Here are my doc.ents calls when I use the pretrained "en_core_web_lg" model:

nlp = spacy.load("en_core_web_lg")
doc = nlp("The NY Times is my favorite newspaper.")
doc.ents
(The NY Times,)

When I run the same example through the nlp object with my custom KB attached to a downstream NEL pipe, I get this:

entity_linker = nlp.add_pipe("entity_linker")
def create_kb(vocab):
    kb = DefaultKB(vocab=vocab, entity_vector_length=300)
    kb.from_disk(f"assets/en/kb")
    return kb

entity_linker.set_kb(create_kb)
nlp.initialize()
doc = nlp("The NY Times is my favorite newspaper.")
print([(ent.text, ent.label_) for ent in doc.ents])  # Output of the NER
print([(ent.text, ent.kb_id_) for ent in doc.ents if ent.kb_id_])  # Output of the entity linker

[('The', 'ORG'), ('Times', 'ORG'), ('is', 'ORG'), ('my', 'ORG'), ('favorite', 'ORG'), ('newspaper', 'ORG'), ('.', 'ORG')]
[('The', 'Q3048768'), ('Times', 'Q11259'), ('is', 'NIL'), ('my', 'NIL'), ('favorite', 'NIL'), ('newspaper', 'NIL'), ('.', 'NIL')]
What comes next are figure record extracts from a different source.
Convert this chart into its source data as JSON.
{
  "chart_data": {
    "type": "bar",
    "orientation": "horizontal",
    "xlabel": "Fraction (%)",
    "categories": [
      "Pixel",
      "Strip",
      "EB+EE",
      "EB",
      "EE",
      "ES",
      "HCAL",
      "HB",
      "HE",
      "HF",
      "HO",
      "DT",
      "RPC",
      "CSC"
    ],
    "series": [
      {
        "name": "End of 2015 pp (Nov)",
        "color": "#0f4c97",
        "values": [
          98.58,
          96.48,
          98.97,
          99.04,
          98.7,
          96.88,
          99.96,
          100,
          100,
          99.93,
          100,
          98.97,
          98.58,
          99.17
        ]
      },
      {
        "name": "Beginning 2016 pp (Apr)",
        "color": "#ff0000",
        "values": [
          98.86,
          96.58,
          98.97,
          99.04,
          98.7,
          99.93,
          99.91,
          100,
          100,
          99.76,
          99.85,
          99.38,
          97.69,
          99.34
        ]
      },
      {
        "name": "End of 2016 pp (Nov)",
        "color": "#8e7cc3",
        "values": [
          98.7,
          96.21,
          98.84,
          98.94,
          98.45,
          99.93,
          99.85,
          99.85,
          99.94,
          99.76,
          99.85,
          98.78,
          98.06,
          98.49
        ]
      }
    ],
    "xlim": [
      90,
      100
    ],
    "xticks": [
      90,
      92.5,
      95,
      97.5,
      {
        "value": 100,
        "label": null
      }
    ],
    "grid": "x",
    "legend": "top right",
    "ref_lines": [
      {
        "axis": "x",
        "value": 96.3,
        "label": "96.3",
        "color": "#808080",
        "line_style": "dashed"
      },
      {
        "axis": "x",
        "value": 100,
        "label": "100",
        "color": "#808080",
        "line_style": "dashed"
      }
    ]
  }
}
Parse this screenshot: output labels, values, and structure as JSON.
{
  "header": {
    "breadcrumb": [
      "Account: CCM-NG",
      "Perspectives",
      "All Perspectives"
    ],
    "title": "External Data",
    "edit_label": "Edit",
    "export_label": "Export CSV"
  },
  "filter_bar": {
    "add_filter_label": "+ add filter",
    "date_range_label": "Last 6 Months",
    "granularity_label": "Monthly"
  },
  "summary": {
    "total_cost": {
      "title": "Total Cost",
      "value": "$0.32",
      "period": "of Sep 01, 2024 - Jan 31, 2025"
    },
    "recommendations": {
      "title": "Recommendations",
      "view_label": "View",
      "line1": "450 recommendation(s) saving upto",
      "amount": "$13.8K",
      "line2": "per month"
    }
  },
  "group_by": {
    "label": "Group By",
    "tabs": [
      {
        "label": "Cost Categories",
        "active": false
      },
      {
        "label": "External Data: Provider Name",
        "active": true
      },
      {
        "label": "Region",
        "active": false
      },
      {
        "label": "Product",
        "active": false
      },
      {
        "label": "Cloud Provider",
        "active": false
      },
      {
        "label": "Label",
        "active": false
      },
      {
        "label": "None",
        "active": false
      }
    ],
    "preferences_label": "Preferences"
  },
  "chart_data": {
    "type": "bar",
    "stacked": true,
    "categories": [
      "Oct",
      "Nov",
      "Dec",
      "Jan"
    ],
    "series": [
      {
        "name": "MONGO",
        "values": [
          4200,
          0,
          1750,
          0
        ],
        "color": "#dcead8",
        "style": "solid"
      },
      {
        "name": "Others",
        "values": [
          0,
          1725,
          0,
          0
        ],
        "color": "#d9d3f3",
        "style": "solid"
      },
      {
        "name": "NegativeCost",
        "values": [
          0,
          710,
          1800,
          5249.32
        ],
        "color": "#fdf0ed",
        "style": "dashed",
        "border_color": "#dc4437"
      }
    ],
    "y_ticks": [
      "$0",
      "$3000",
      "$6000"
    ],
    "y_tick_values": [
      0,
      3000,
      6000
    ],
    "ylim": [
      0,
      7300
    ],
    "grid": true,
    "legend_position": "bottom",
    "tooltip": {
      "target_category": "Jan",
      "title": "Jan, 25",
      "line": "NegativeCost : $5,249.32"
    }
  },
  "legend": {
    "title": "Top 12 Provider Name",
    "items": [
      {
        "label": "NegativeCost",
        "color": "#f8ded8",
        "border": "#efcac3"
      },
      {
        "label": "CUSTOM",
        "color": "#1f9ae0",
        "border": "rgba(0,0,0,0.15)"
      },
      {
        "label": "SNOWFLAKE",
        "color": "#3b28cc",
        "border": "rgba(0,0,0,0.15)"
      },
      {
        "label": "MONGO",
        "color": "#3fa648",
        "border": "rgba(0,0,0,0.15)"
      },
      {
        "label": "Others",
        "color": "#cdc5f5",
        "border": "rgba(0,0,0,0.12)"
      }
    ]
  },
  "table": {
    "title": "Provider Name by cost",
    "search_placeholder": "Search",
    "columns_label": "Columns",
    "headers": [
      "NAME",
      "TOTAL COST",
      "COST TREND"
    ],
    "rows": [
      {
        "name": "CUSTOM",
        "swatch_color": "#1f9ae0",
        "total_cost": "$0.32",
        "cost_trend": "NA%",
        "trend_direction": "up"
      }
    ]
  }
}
So the NER pipe is definitely calling different NER spans after I attach my custom Knowledgebase object. Please educate me on this pipe and whether or not I can attached my KB object to be intelligent straight away, without messing up the pretrained model's NER intelligence.


Solution

  • What happens here is that this line

    nlp.initialize()
    

    actually re-initializes all trained components in your pipeline: it sets all weights back to random initializations, effectively producing garbage as you saw from the NER results.

    You do need to initialize the new entity_linker component however. You can do so by calling it on the component directly:

    entity_linker.initialize(...)
    

    The latter will require an additional get_examples parameter (https://spacy.io/api/entitylinker#initialize) which might be a small hassle. Alternatively, you can disable the pipes that should be kept as is in a context manager when making the call on the nlp object:

    with nlp.select_pipes(disable="ner"):
        nlp.initialize()
    

    You can read more about this mechanism in the usage docs: https://spacy.io/usage/training#initialization. And in the API docs: https://spacy.io/api/language#initialize

    By the way - all of this should happen "automagically" when you use the config system in spaCy v3 and set the "frozen" components correctly, cf. https://spacy.io/usage/training#config-custom.

    You would have something like this:

    [nlp]
    lang = "en"
    pipeline = ["ner","entity_linker"]
    
    [components.ner]
    source = "en_core_web_lg"
    component = "ner"
    
    [components.entity_linker]
    factory = "entity_linker"
    
    [training]
    frozen_components = ["ner"]
    ...
    

    For the config route, you can take inspiration from this example project: https://github.com/explosion/projects/tree/v3/benchmarks/nel

    Hope that resolves things for you!